A memorable password is worthless if it takes more than a few seconds to type, and an easily typed password is worthless if it can't be remembered. So typically, savvy computer users will pick a password that strikes a balance between the first two qualities, and some might take a moment to make it harder to guess by appending an arbitrary letter or number to the end. This is what causes passwords like password4 or vikings96.

But when using the Apple iPhone to enter text in a password field, what characters is the user presented with?

Keyboard with only letters and the space bar

Letters only, with numbers and symbols hidden in secondary and tertiary keyboards. The extra effort needed to find and type a number (or an underscore, in the third keyboard removed) each time they enter a password will cause some people to either change their current passwords to be alphabetic or at least do so when choosing new passwords. If Apple wanted to encourage good password selection, the keyboard for a password field should at least look something like this:

Alternate iPhone keyboard with A-Z and 0-9

The shift key would transform 0-9 into their traditional shift alternatives, and all of the keys would still be available in a secondary menu, if desired. However, if Apple wanted to make a truly game-changing move, they'd make the default password keyboard look like this:

iPhone keyboard consisting of only symbols

Of course, that might be a little drastic. :-)


Safari on Windows: First impressions from a browser developer

Monday, June 11th, 2007

Safari LogoI've been playing around with the beta release of Safari on Windows XP, and here are my initial experiences and impressions: (I don't use Safari on the Mac all that often, so I'm not claiming that these are bugs in Safari for Windows only.)

  • Bookmarks importing does not work. It didn't auto-detect any of my Firefox, Flock, Internet Explorer, or Navigator profiles like the webpage said it would on its first run, and it also doesn't do anything when I choose "Import bookmarks" from the File menu and give it a bookmarks file to import.
  • The tab and status bars are hidden by default, which is a shame. Tabbed browsing should be given the spotlight, and the status bar is where most people look to see where the link they're about to click is going to take them.
  • Looking at the browser's UI and rendered pages literally hurts my eyes. It may be due to some font setting on my computer, but while Firefox/Navigator/IE on my computer all look fine, any text in Safari (including the menu options) is slightly blurry. I won't be able to stand this for any extended amount of time.
  • Doesn't support middle-clicking on tabs to close them. This will frustrate me very quickly.
  • Using a blue icon that says "RSS" instead of the de facto standard orange feed icon? Lame. However, their actual feed viewer is very nice.
  • Clicking on the "Add Bookmark" toolbar button and then pressing either "Cancel" or "Add" in the resulting dialog crashes the browser. Every time. (Turns out that the same thing happens when closing the Toolbar Customization dialog.)
  • It doesn't support adding more search engines, as far as I can tell. Yahoo! and Google are all I can have?
  • I can't get it to display XML files as anything other than plain text.

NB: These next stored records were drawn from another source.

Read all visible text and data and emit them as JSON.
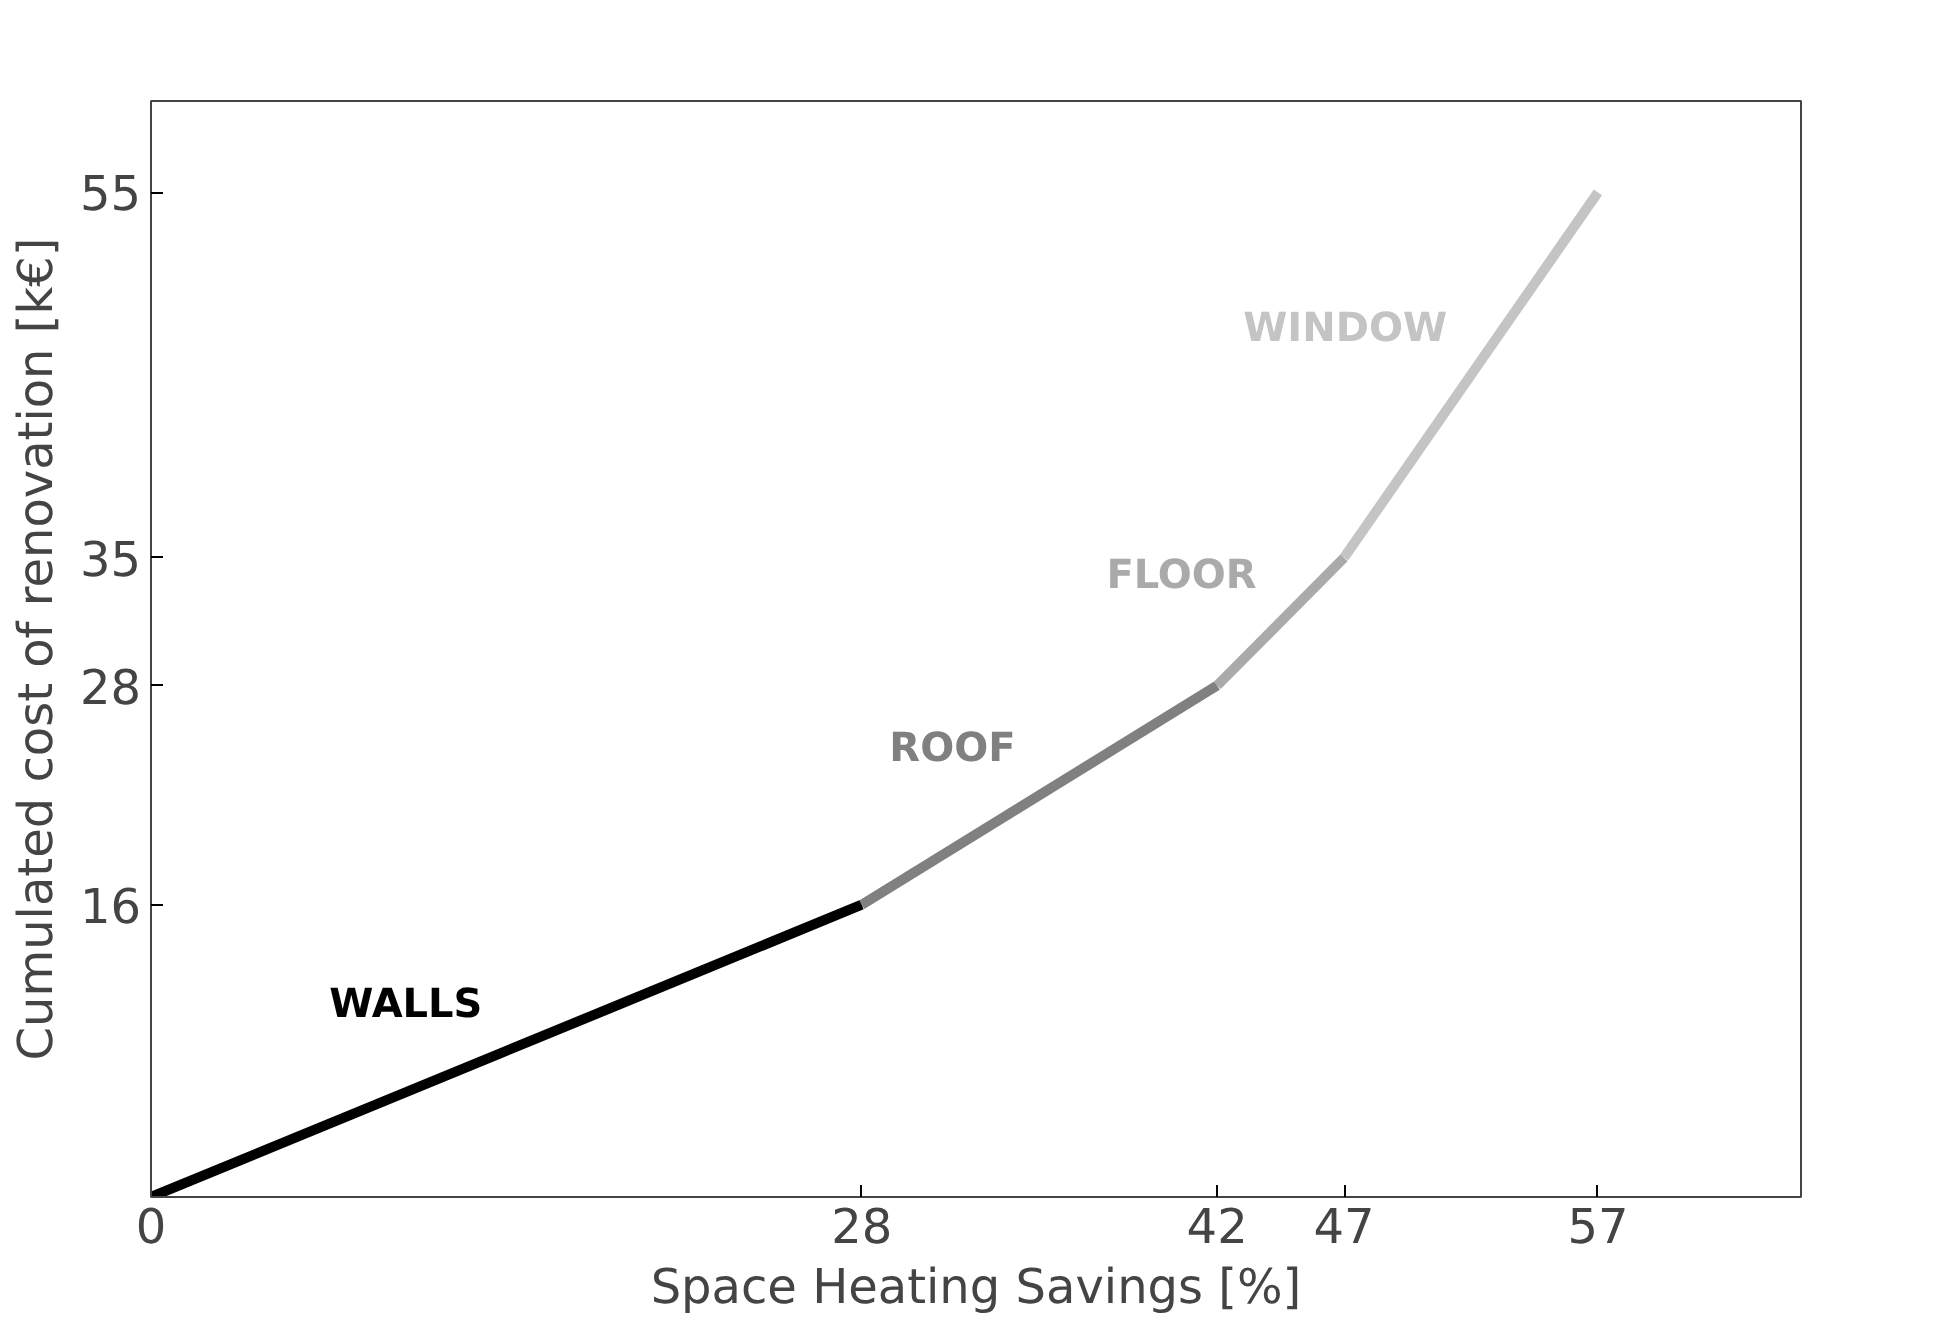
{
  "chart_data": {
    "type": "line",
    "xlabel": "Space Heating Savings [%]",
    "ylabel": "Cumulated cost of renovation [k€]",
    "xlim": [
      0,
      65
    ],
    "ylim": [
      0,
      60
    ],
    "xticks": [
      0,
      28,
      42,
      47,
      57
    ],
    "yticks": [
      16,
      28,
      35,
      55
    ],
    "grid": false,
    "marker": "none",
    "line_style": "solid",
    "series": [
      {
        "name": "WALLS",
        "color": "#000000",
        "x": [
          0,
          28
        ],
        "values": [
          0,
          16
        ]
      },
      {
        "name": "ROOF",
        "color": "#808080",
        "x": [
          28,
          42
        ],
        "values": [
          16,
          28
        ]
      },
      {
        "name": "FLOOR",
        "color": "#aaaaaa",
        "x": [
          42,
          47
        ],
        "values": [
          28,
          35
        ]
      },
      {
        "name": "WINDOW",
        "color": "#c4c4c4",
        "x": [
          47,
          57
        ],
        "values": [
          35,
          55
        ]
      }
    ]
  }
}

So, while I'm glad that Apple has taken the step of releasing their browser for Windows (we welcome any competition), I'm not that impressed with the actual offering. (It kind of reminds me of Firefox 1.0 - much better than Internet Explorer, but not nearly as good as any recent Mozilla (or Netscape) browsers.) I'll submit these bug reports to Apple and hope for something usable when Beta 2 comes out.